O russo Vladimir Nabokov é autor de alguns dos mais importantes romances do século XX, mas somente despontou para a fama mundial em 1955, com o enorme sucesso e considerável escândalo provocado pela publicação de seu romance em inglês. A história de um homem de meia idade apaixonado por uma adolescente quase impúbere talvez não passasse hoje pela peneira estreita do politicamente correto, e a moral de seu tempo só aceitou o romance por sua avassaladora qualidade literária, que o alçou quase que imediatamente à condição de clássico.
Nabokov escreveu inicialmente em russo, mas tornou-se também um estilista na língua inglesa (além de escrever com facilidade em francês). Deixou a Rússia adolescente, com a Revolução de 1917, e viveu na Europa e nos Estados Unidos, até escolher a Suíça para passar seus últimos anos. Além da literatura, onde firmou-se como um dos mestres incontestes da prosa do século passado, Nabokov era apaixonado por borboletas, assunto sobre o qual era respeitado como grande especialista. Tinha imenso prazer em caçá-las em várias partes do mundo, e estudá-las tornou-se para ele uma paixão dominante.
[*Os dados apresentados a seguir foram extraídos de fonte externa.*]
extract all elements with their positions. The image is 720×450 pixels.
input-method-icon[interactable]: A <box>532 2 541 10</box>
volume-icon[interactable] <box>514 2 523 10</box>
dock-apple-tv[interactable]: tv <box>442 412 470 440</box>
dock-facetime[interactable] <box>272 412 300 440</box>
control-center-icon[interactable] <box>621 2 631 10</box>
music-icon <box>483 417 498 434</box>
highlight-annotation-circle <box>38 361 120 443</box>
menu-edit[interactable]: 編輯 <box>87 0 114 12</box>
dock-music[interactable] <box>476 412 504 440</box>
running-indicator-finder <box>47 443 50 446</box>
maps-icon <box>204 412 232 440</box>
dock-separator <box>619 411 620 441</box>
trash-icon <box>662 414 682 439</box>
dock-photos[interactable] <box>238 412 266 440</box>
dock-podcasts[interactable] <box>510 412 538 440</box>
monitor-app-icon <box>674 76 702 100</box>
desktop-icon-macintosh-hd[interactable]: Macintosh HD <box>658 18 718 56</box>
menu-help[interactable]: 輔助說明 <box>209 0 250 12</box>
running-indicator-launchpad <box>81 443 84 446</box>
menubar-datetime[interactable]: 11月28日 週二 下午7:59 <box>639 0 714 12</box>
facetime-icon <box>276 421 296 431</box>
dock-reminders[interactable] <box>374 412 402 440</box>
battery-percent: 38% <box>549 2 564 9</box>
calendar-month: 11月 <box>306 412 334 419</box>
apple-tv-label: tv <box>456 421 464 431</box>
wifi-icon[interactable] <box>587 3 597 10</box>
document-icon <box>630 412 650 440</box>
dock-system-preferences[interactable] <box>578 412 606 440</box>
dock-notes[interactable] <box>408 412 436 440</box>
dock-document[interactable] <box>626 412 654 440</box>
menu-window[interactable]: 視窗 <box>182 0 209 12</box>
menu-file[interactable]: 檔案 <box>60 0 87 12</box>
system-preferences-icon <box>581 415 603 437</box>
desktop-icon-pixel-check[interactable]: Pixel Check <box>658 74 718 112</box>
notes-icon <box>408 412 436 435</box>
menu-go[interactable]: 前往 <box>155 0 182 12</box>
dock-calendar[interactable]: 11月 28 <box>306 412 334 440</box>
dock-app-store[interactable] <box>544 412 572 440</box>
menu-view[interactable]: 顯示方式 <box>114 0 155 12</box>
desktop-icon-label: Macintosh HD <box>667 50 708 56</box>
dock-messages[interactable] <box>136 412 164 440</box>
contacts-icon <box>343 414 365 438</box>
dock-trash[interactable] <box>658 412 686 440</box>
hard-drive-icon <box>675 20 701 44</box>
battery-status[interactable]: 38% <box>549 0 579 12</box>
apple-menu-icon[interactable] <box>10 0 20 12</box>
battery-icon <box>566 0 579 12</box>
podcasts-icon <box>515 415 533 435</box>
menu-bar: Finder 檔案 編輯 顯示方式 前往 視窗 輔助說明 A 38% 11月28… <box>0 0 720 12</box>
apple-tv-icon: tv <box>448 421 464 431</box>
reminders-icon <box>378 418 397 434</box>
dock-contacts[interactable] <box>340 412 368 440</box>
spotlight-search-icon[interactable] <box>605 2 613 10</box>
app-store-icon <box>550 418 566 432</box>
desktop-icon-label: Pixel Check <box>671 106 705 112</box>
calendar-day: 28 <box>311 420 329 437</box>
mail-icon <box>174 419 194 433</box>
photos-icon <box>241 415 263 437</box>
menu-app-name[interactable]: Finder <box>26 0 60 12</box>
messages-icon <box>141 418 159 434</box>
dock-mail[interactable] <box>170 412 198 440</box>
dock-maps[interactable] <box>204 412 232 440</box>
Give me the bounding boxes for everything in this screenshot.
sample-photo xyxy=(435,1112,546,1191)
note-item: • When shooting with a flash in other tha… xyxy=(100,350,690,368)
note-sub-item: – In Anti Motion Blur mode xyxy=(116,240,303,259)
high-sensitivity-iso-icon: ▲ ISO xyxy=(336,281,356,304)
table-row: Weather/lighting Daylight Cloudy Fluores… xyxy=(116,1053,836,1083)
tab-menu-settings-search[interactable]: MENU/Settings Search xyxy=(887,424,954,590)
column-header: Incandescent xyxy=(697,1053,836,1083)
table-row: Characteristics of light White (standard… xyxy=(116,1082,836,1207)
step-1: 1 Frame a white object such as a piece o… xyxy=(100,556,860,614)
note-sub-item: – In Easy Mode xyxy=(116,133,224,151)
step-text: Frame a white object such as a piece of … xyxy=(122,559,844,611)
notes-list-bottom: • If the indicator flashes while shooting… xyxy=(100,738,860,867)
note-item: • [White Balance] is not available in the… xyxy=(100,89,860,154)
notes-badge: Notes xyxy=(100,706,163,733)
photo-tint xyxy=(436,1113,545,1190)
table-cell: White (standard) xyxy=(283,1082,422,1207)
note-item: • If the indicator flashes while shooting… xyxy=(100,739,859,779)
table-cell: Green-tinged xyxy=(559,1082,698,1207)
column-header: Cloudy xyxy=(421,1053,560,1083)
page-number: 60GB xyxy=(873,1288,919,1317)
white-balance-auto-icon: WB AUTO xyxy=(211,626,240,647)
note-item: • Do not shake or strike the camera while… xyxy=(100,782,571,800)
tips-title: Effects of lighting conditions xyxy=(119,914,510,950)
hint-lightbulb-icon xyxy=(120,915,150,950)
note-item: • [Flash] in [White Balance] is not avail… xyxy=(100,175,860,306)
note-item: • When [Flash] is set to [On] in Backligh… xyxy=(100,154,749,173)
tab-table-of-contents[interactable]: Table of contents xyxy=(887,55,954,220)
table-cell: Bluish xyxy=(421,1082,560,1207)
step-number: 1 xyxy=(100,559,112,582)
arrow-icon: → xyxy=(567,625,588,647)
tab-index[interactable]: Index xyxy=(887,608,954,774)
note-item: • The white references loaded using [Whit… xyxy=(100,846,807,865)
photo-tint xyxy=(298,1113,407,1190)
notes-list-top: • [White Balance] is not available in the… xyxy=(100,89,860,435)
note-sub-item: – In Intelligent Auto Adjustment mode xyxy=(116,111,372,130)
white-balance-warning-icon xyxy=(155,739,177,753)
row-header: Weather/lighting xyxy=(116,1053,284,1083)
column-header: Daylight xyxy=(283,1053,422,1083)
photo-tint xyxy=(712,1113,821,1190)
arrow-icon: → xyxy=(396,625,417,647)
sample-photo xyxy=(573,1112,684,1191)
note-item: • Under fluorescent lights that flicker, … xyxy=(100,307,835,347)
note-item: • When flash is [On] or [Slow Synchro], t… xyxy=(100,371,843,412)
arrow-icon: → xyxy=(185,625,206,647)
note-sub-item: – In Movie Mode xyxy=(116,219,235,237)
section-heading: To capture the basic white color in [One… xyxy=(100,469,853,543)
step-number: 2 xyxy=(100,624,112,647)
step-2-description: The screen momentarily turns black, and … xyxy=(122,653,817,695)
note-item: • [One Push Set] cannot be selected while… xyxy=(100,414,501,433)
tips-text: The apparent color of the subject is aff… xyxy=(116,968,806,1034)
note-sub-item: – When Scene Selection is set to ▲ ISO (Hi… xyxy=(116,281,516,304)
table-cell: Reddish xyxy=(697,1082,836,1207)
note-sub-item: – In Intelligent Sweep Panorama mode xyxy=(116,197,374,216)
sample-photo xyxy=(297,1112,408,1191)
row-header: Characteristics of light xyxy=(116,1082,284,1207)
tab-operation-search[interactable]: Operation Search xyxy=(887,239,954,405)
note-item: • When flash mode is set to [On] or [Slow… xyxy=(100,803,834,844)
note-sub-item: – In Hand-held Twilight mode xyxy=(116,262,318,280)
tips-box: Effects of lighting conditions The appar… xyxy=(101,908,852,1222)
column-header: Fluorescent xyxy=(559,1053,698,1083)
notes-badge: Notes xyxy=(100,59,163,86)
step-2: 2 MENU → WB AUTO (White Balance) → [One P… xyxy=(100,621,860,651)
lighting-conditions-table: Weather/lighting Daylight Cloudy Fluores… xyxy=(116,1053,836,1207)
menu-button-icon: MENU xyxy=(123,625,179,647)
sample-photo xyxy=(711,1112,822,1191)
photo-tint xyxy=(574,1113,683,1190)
A carta reproduzida nesta página é assinada por Nabokov com um minúsculo desenho colorido de uma borboleta, assim como o grande escritor fazia às vezes para pessoas muito próximas. Batida à máquina e também assinada por sua mulher Vera, com quem esteve casado por mais de quarenta anos, a carta é dirigida ao pintor húngaro Peter Kemeny em 1972, três anos antes da morte de Nabokov. Vera diz a Kemeny que seu marido trabalha intensamente em seu romance Transparências ( publicado naquele mesmo ano). Dá noticias de seu filho Dimitri, baixo que cantava óperas em vários países, e emite um interessante juízo sobre o grande escritor americano, John Updike, quase quarenta anos mais jovem que Nabokov: “Com relação ao ‘Coelho’ de Updike, V.N. sempre encontra milhões de coisas que lhe agradam nos livros de Updike. Para ser sincera, eu não tive o mesmo entusiasmo .Acho que ele é um escritor bom demais para ter que usar alguns recursos mais crus, como é hoje moda….”.
Além dos comentários literários, aquilo que torna a carta especialmente interessante é naturalmente a diminuta assinatura V. N., acompanhada do micro-desenho da borboleta. As cartas e manuscritos de Nabokov não são comuns e têm sido constantemente procurados por admiradores e colecionadores do mundo inteiro.